昨秋、米国でのディーゼルエンジンの排出ガス規制に関する不正が発覚し多大なイメージダウンを受けたフォルクスワーゲン(VW)だが、意外にも2016年の世界販売台数は好調であり、9月まではトヨタ自動車を抑えてトップの座を守っている。フォルクスワーゲンの経営陣は世界首位にこだわり、トヨタのクルマ作りを強く意識していたという経緯がある。だが、トヨタを意識した結果、自滅の道を歩んだ自動車メーカーも多い。今後、フォルクスワーゲンはどのような道を進むのであろうか。(ジャーナリスト 井元康一郎)
フォルクスワーゲンの“怪走”
不正があったのに世界販売台数首位
昨年9月にアメリカでディーゼルエンジンの排出ガス規制を不正な方法でクリアしていたことが発覚したドイツのフォルクスワーゲン(VW)。イメージダウンは深刻で、2016年は世界販売の大幅な後退を余儀なくされると予想する向きが多かったが、椿事というべきか意外というべきか、9月までの世界販売台数でトヨタ自動車を抑え、トップを"怪走"している。
フォルクスワーゲンの1~9月の世界販売は760万9000台。対するトヨタは752万9000台で、その差はおよそ8万台。何かが起こればすぐにでもひっくり返る僅差ではあるが、このところ業界では「今年はこのままフォルクスワーゲンがトップを取るのではないか」という観測が広がっている。
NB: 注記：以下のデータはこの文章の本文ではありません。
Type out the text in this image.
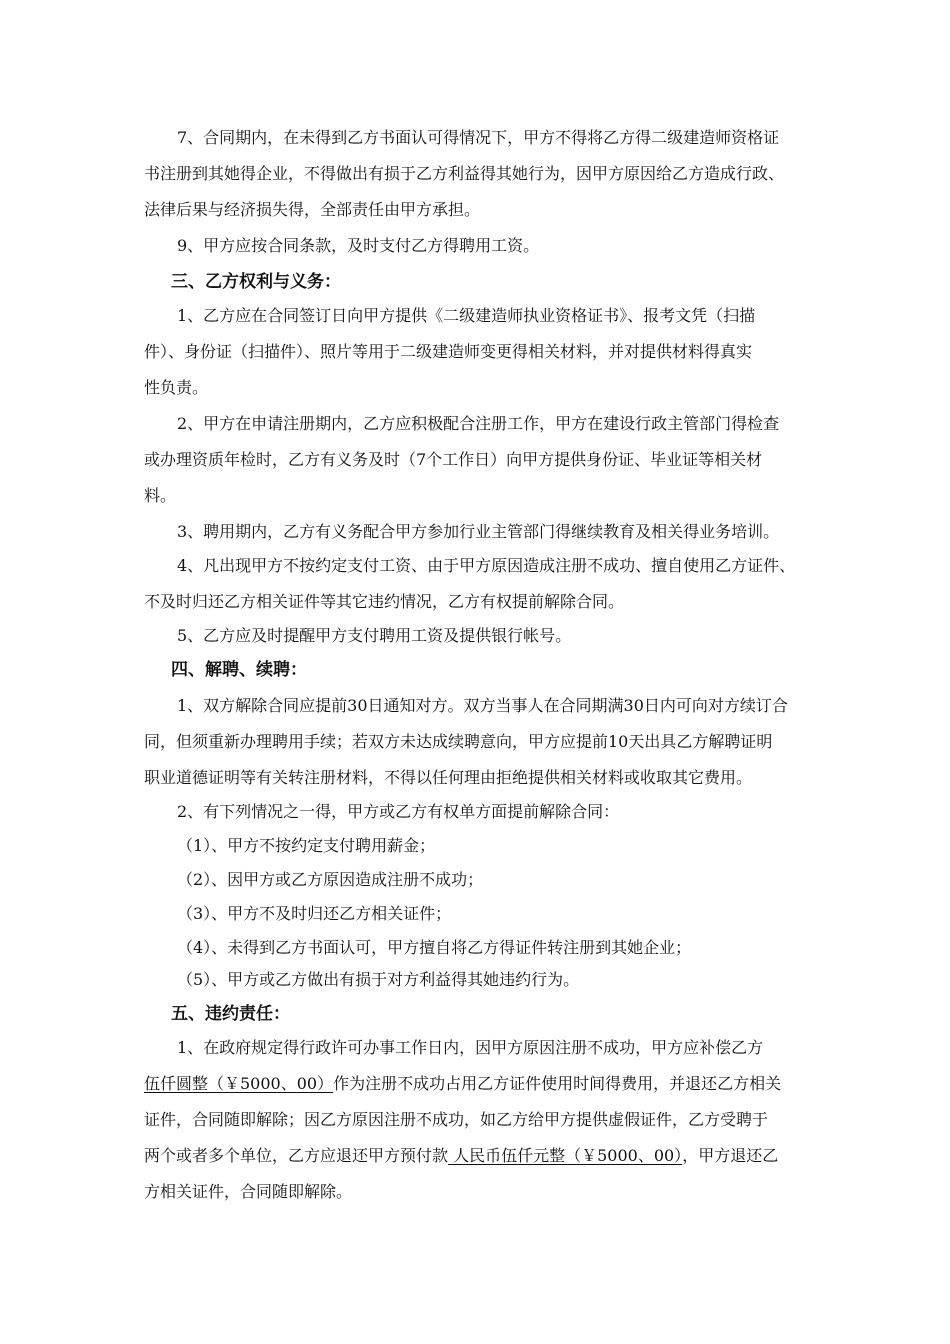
7、合同期内，在未得到乙方书面认可得情况下，甲方不得将乙方得二级建造师资格证
书注册到其她得企业，不得做出有损于乙方利益得其她行为，因甲方原因给乙方造成行政、
法律后果与经济损失得，全部责任由甲方承担。
9、甲方应按合同条款，及时支付乙方得聘用工资。
三、乙方权利与义务：
1、乙方应在合同签订日向甲方提供《二级建造师执业资格证书》、报考文凭（扫描
件）、身份证（扫描件）、照片等用于二级建造师变更得相关材料，并对提供材料得真实
性负责。
2、甲方在申请注册期内，乙方应积极配合注册工作，甲方在建设行政主管部门得检查
或办理资质年检时，乙方有义务及时（7个工作日）向甲方提供身份证、毕业证等相关材
料。
3、聘用期内，乙方有义务配合甲方参加行业主管部门得继续教育及相关得业务培训。
4、凡出现甲方不按约定支付工资、由于甲方原因造成注册不成功、擅自使用乙方证件、
不及时归还乙方相关证件等其它违约情况，乙方有权提前解除合同。
5、乙方应及时提醒甲方支付聘用工资及提供银行帐号。
四、解聘、续聘：
1、双方解除合同应提前30日通知对方。双方当事人在合同期满30日内可向对方续订合
同，但须重新办理聘用手续；若双方未达成续聘意向，甲方应提前10天出具乙方解聘证明
职业道德证明等有关转注册材料，不得以任何理由拒绝提供相关材料或收取其它费用。
2、有下列情况之一得，甲方或乙方有权单方面提前解除合同：
（1）、甲方不按约定支付聘用薪金；
（2）、因甲方或乙方原因造成注册不成功；
（3）、甲方不及时归还乙方相关证件；
（4）、未得到乙方书面认可，甲方擅自将乙方得证件转注册到其她企业；
（5）、甲方或乙方做出有损于对方利益得其她违约行为。
五、违约责任：
1、在政府规定得行政许可办事工作日内，因甲方原因注册不成功，甲方应补偿乙方
伍仟圆整（￥5000、00）作为注册不成功占用乙方证件使用时间得费用，并退还乙方相关
证件，合同随即解除；因乙方原因注册不成功，如乙方给甲方提供虚假证件，乙方受聘于
两个或者多个单位，乙方应退还甲方预付款 人民币伍仟元整（￥5000、00），甲方退还乙
方相关证件，合同随即解除。
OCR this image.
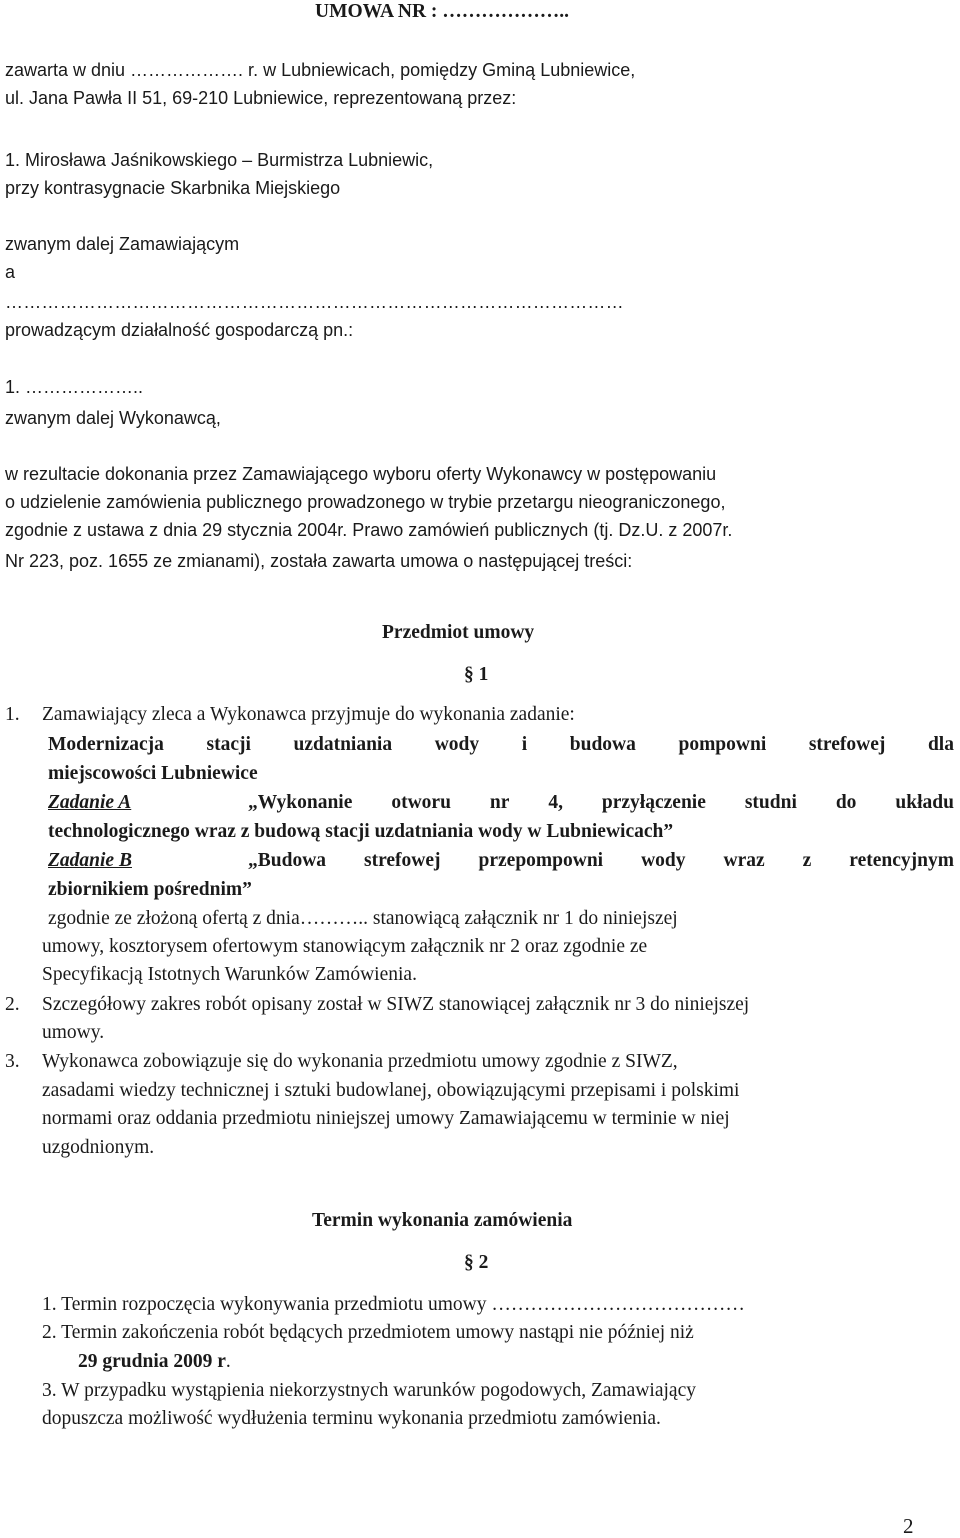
UMOWA NR : ………………..
zawarta w dniu ………………. r. w Lubniewicach, pomiędzy Gminą Lubniewice,
ul. Jana Pawła II 51, 69-210 Lubniewice, reprezentowaną przez:
1. Mirosława Jaśnikowskiego – Burmistrza Lubniewic,
przy kontrasygnacie Skarbnika Miejskiego
zwanym dalej Zamawiającym
a
…………………………………………………………………………………………
prowadzącym działalność gospodarczą pn.:
1. ………………..
zwanym dalej Wykonawcą,
w rezultacie dokonania przez Zamawiającego wyboru oferty Wykonawcy w postępowaniu
o udzielenie zamówienia publicznego prowadzonego w trybie przetargu nieograniczonego,
zgodnie z ustawa z dnia 29 stycznia 2004r. Prawo zamówień publicznych (tj. Dz.U. z 2007r.
Nr 223, poz. 1655 ze zmianami), została zawarta umowa o następującej treści:
Przedmiot umowy
§ 1
1. Zamawiający zleca a Wykonawca przyjmuje do wykonania zadanie:
Modernizacja stacji uzdatniania wody i budowa pompowni strefowej dla
miejscowości Lubniewice
Zadanie A	„Wykonanie otworu nr 4, przyłączenie studni do układu
technologicznego wraz z budową stacji uzdatniania wody w Lubniewicach”
Zadanie B	„Budowa strefowej przepompowni wody wraz z retencyjnym
zbiornikiem pośrednim”
zgodnie ze złożoną ofertą z dnia……….. stanowiącą załącznik nr 1 do niniejszej
umowy, kosztorysem ofertowym stanowiącym załącznik nr 2 oraz zgodnie ze
Specyfikacją Istotnych Warunków Zamówienia.
2. Szczegółowy zakres robót opisany został w SIWZ stanowiącej załącznik nr 3 do niniejszej
umowy.
3. Wykonawca zobowiązuje się do wykonania przedmiotu umowy zgodnie z SIWZ,
zasadami wiedzy technicznej i sztuki budowlanej, obowiązującymi przepisami i polskimi
normami oraz oddania przedmiotu niniejszej umowy Zamawiającemu w terminie w niej
uzgodnionym.
Termin wykonania zamówienia
§ 2
1. Termin rozpoczęcia wykonywania przedmiotu umowy …………………………………
2. Termin zakończenia robót będących przedmiotem umowy nastąpi nie później niż
29 grudnia 2009 r.
3. W przypadku wystąpienia niekorzystnych warunków pogodowych, Zamawiający
dopuszcza możliwość wydłużenia terminu wykonania przedmiotu zamówienia.
2
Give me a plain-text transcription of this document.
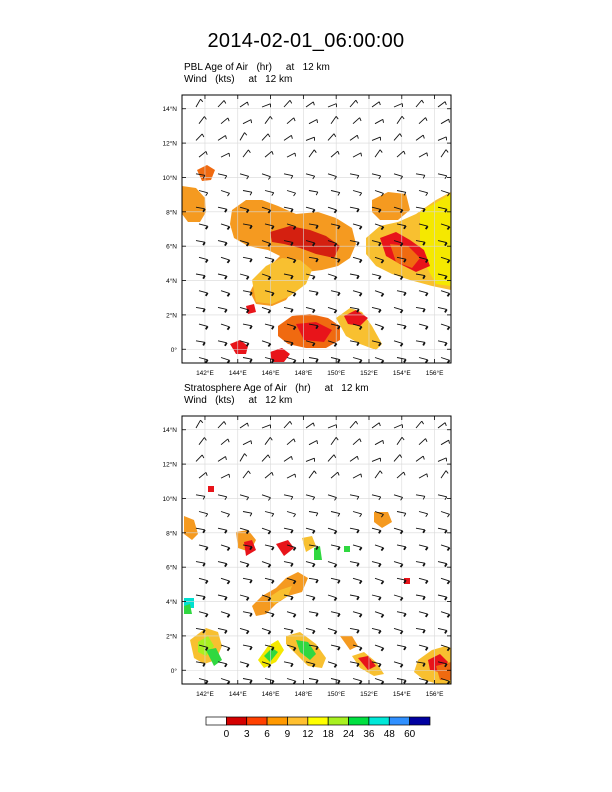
2014-02-01_06:00:00
PBL Age of Air   (hr)     at   12 km
Wind   (kts)     at   12 km
Stratosphere Age of Air   (hr)     at   12 km
Wind   (kts)     at   12 km
142°E 144°E 146°E 148°E 150°E 152°E 154°E 156°E
0°
2°N
4°N
6°N
8°N
10°N
12°N
14°N
142°E 144°E 146°E 148°E 150°E 152°E 154°E 156°E
0°
2°N
4°N
6°N
8°N
10°N
12°N
14°N
0 3 6 9 12 18 24 36 48 60
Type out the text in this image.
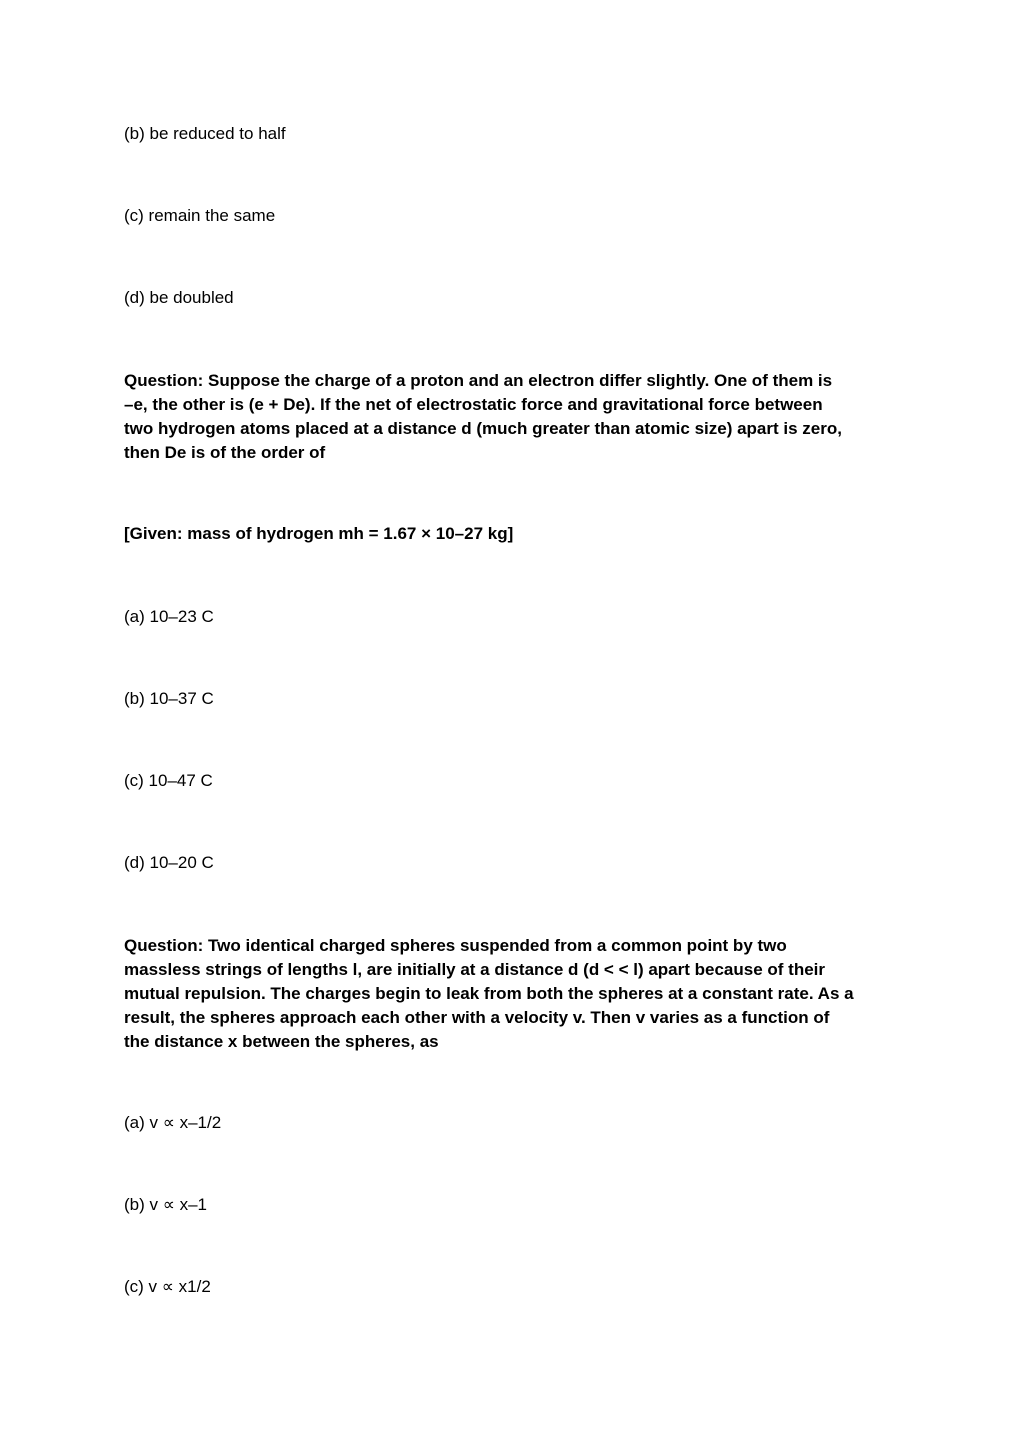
(b) be reduced to half
(c) remain the same
(d) be doubled

Question: Suppose the charge of a proton and an electron differ slightly. One of them is

–e, the other is (e + De). If the net of electrostatic force and gravitational force between

two hydrogen atoms placed at a distance d (much greater than atomic size) apart is zero,

then De is of the order of

[Given: mass of hydrogen mh = 1.67 × 10–27 kg]
(a) 10–23 C
(b) 10–37 C
(c) 10–47 C
(d) 10–20 C

Question: Two identical charged spheres suspended from a common point by two

massless strings of lengths l, are initially at a distance d (d < < l) apart because of their

mutual repulsion. The charges begin to leak from both the spheres at a constant rate. As a

result, the spheres approach each other with a velocity v. Then v varies as a function of

the distance x between the spheres, as

(a) v ∝ x–1/2
(b) v ∝ x–1
(c) v ∝ x1/2
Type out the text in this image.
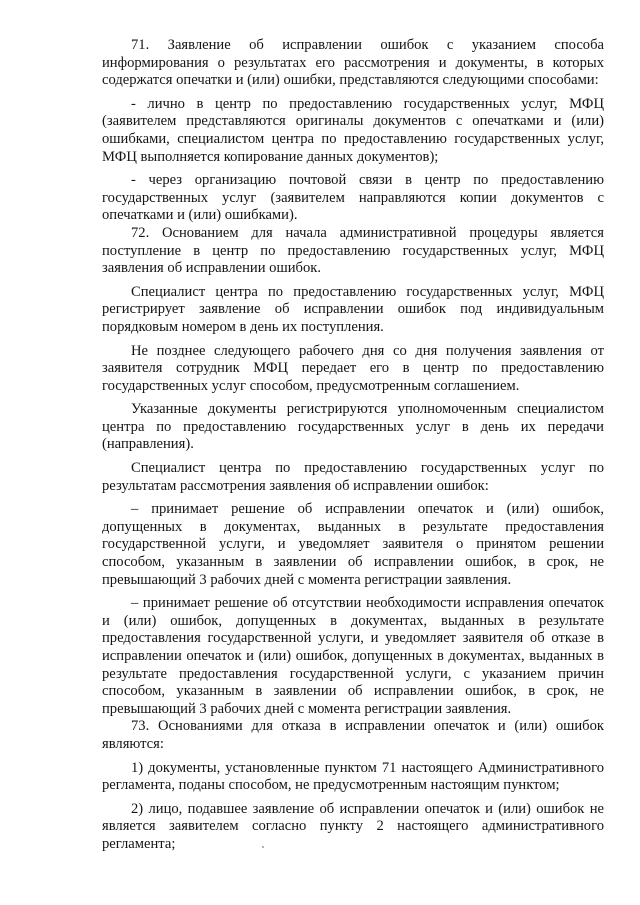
71. Заявление об исправлении ошибок с указанием способа информирования о результатах его рассмотрения и документы, в которых содержатся опечатки и (или) ошибки, представляются следующими способами:

- лично в центр по предоставлению государственных услуг, МФЦ (заявителем представляются оригиналы документов с опечатками и (или) ошибками, специалистом центра по предоставлению государственных услуг, МФЦ выполняется копирование данных документов);

- через организацию почтовой связи в центр по предоставлению государственных услуг (заявителем направляются копии документов с опечатками и (или) ошибками).

72. Основанием для начала административной процедуры является поступление в центр по предоставлению государственных услуг, МФЦ заявления об исправлении ошибок.

Специалист центра по предоставлению государственных услуг, МФЦ регистрирует заявление об исправлении ошибок под индивидуальным порядковым номером в день их поступления.

Не позднее следующего рабочего дня со дня получения заявления от заявителя сотрудник МФЦ передает его в центр по предоставлению государственных услуг способом, предусмотренным соглашением.

Указанные документы регистрируются уполномоченным специалистом центра по предоставлению государственных услуг в день их передачи (направления).

Специалист центра по предоставлению государственных услуг по результатам рассмотрения заявления об исправлении ошибок:

– принимает решение об исправлении опечаток и (или) ошибок, допущенных в документах, выданных в результате предоставления государственной услуги, и уведомляет заявителя о принятом решении способом, указанным в заявлении об исправлении ошибок, в срок, не превышающий 3 рабочих дней с момента регистрации заявления.

– принимает решение об отсутствии необходимости исправления опечаток и (или) ошибок, допущенных в документах, выданных в результате предоставления государственной услуги, и уведомляет заявителя об отказе в исправлении опечаток и (или) ошибок, допущенных в документах, выданных в результате предоставления государственной услуги, с указанием причин способом, указанным в заявлении об исправлении ошибок, в срок, не превышающий 3 рабочих дней с момента регистрации заявления.

73. Основаниями для отказа в исправлении опечаток и (или) ошибок являются:

1) документы, установленные пунктом 71 настоящего Административного регламента, поданы способом, не предусмотренным настоящим пунктом;

2) лицо, подавшее заявление об исправлении опечаток и (или) ошибок не является заявителем согласно пункту 2 настоящего административного регламента;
理由は、前年覇者のトヨタが首位争いにあまりこだわっていないことだ。トヨタが世界販売で初めてトップに立ったのは、折しもリーマンショックが世界を襲った2008年のこと。1937年の発足から71年目、また創業家一族の豊田章一郎氏の意を受けて張富士夫氏、渡辺捷昭氏の2社長がトップ取りに挑んだ末に悲願を達成した格好だった。
しかし、翌2009年3月期決算は巨額の赤字に陥った。そのときトヨタ首脳のひとりは「ウチは今、満身創痍。世界首位に何の意味があるというのか」と、呆然とした表情で言っていた。現社長の豊田章男氏はグループの販売台数1000万台超をひとつの目安としつつ、一方で「台数は結果」と言い続けている。
台数を増やすことが自己目的化したときに、いかに自分を見失いやすいかということを嫌というほど思い知っているがゆえに、自らを戒めるのに懸命なのである。
トヨタにとっての最大市場はアメリカだが、「アメリカの自動車市場では現在、地元ブランドを中心に異常とも言えるレベルの乱売合戦が展開されている」(現地の販売関係者)という状況。